We can see that we have a `salesytd` column as well as a `modifieddate` column.  One item that may be difficult to identify is the sales person id.  This it turns out is the `businessentityid`.  

Now let's find the salesperson id salesytd of the salesperson who had the most sales in the `Southwest` territory, our best performing territory.

In [42]:
query = """
select s.businessentityid, s.salesytd
from sales.SalesPerson as s
join sales.SalesTerritory as t on s.territoryid = t.territoryid
where t.name = 'Southwest'
order by 2 desc
limit 1
"""

pd.read_sql(query, conn)

#  businessentityid	salesytd
# 0	276	4.251369e+06

Unnamed: 0,businessentityid,salesytd
0,276,4251369.0


Then let's the top three items that the salesperson with id 276 sold.  
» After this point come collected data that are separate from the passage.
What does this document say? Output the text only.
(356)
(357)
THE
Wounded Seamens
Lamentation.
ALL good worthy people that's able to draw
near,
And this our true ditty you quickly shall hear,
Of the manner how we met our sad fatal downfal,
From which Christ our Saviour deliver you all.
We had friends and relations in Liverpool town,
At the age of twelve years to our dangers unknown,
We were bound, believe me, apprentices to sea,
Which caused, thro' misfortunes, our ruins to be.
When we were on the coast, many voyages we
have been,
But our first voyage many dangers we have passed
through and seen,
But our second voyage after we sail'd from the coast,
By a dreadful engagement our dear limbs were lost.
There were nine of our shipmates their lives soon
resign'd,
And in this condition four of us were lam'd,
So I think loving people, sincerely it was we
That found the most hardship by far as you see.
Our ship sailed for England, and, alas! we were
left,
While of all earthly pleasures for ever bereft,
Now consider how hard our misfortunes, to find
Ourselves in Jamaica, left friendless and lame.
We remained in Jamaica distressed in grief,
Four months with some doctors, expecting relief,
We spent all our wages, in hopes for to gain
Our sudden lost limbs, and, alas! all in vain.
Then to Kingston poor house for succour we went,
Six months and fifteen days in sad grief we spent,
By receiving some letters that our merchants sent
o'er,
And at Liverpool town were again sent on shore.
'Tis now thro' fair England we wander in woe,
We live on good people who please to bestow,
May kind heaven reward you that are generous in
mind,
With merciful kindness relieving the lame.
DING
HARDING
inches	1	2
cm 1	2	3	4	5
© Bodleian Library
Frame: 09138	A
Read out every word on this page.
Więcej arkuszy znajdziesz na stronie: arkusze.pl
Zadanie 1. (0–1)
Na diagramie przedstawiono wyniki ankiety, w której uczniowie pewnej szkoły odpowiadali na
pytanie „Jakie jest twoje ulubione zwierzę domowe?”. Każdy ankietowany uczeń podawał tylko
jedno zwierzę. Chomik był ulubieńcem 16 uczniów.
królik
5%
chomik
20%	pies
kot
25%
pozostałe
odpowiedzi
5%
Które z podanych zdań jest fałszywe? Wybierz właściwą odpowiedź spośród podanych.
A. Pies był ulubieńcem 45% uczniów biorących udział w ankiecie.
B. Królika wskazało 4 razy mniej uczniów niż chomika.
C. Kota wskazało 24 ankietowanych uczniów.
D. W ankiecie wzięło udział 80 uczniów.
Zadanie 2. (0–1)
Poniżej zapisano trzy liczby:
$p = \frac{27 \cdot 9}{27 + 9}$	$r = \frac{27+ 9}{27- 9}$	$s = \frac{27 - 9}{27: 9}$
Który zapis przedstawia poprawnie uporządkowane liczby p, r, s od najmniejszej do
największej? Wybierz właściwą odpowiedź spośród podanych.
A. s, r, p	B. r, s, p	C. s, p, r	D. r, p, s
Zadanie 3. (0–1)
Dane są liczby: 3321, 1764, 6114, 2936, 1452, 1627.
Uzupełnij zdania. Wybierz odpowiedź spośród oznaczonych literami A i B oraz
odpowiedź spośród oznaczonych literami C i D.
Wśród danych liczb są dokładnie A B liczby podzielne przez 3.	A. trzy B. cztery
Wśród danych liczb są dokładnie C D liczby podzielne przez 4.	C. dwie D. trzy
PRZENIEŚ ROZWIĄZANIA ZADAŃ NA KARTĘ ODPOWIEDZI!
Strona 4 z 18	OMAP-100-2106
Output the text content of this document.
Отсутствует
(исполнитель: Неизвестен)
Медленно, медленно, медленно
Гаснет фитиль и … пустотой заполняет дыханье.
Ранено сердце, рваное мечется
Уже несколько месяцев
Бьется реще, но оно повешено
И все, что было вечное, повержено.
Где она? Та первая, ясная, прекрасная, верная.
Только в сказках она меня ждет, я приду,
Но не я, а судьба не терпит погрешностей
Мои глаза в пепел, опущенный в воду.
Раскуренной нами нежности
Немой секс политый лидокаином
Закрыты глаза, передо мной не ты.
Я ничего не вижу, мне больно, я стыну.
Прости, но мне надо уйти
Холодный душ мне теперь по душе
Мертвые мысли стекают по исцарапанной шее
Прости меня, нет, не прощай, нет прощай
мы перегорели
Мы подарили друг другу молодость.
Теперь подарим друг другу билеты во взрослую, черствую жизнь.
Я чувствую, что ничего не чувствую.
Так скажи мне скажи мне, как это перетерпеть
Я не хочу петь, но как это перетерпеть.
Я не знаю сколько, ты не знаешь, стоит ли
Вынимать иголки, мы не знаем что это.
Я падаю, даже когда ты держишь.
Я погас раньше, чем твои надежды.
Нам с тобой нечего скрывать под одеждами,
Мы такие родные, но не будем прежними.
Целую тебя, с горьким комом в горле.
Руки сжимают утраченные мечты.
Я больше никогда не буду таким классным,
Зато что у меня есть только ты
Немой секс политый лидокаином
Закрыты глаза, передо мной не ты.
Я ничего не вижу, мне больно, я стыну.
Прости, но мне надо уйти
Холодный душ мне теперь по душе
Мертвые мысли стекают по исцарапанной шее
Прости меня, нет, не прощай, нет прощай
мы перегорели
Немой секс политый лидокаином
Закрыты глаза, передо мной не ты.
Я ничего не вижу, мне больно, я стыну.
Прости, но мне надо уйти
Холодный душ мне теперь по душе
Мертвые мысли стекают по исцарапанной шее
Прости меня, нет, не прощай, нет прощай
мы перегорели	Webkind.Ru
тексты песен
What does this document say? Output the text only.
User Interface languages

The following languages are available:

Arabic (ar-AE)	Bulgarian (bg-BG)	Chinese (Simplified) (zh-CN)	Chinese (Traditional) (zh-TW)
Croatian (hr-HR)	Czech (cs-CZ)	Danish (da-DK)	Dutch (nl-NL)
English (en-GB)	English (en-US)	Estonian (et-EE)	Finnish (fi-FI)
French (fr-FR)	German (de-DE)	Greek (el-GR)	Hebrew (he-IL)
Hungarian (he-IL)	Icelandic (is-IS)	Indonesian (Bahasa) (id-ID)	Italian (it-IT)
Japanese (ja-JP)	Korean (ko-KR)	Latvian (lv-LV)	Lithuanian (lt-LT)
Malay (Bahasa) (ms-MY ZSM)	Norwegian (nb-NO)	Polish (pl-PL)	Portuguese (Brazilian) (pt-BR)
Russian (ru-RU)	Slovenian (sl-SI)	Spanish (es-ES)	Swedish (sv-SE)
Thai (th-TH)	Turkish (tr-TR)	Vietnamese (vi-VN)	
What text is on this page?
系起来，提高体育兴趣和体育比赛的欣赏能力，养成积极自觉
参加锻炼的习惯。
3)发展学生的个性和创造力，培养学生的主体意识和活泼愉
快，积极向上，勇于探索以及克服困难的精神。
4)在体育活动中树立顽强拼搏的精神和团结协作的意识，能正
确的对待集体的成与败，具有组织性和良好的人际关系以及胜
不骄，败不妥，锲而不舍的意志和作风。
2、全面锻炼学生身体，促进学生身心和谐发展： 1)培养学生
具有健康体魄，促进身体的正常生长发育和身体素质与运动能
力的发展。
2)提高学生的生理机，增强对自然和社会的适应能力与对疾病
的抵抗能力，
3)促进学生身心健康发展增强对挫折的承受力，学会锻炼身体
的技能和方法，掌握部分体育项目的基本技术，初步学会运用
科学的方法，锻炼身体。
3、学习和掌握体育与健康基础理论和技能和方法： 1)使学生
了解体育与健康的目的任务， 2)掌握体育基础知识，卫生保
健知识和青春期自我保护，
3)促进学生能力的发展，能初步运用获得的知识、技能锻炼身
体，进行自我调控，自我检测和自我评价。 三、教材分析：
> Some of the foreign keys may be tricky to figure out but use your best guess.

In [46]:
query = """
select sod.orderqty, p.name
from sales.SalesPerson as sp
join sales.SalesOrderHeader as soh on soh.salespersonid = sp.businessentityid
join sales.SalesOrderDetail as sod on sod.salesorderid = soh.salesorderid
join production.Product as p on p.productid = sod.productid
where sp.businessentityid = 276
limit 3
"""
pd.read_sql(query, conn)

# 	amount	name
# 0	141	Long-Sleeve Logo Jersey, L
# 1	135	AWC Logo Cap
# 2	124	Sport-100 Helmet, Blue

Unnamed: 0,unitprice,name
0,419.4589,"Road-650 Red, 60"
1,419.4589,"Road-650 Red, 52"
2,2146.962,"Road-150 Red, 56"


### Summary 

In this lesson, we practiced working with our relational queries.  The adventureworks database is excellent for practicing postgres skills so feel free to continue practicing and exploring the various schemas.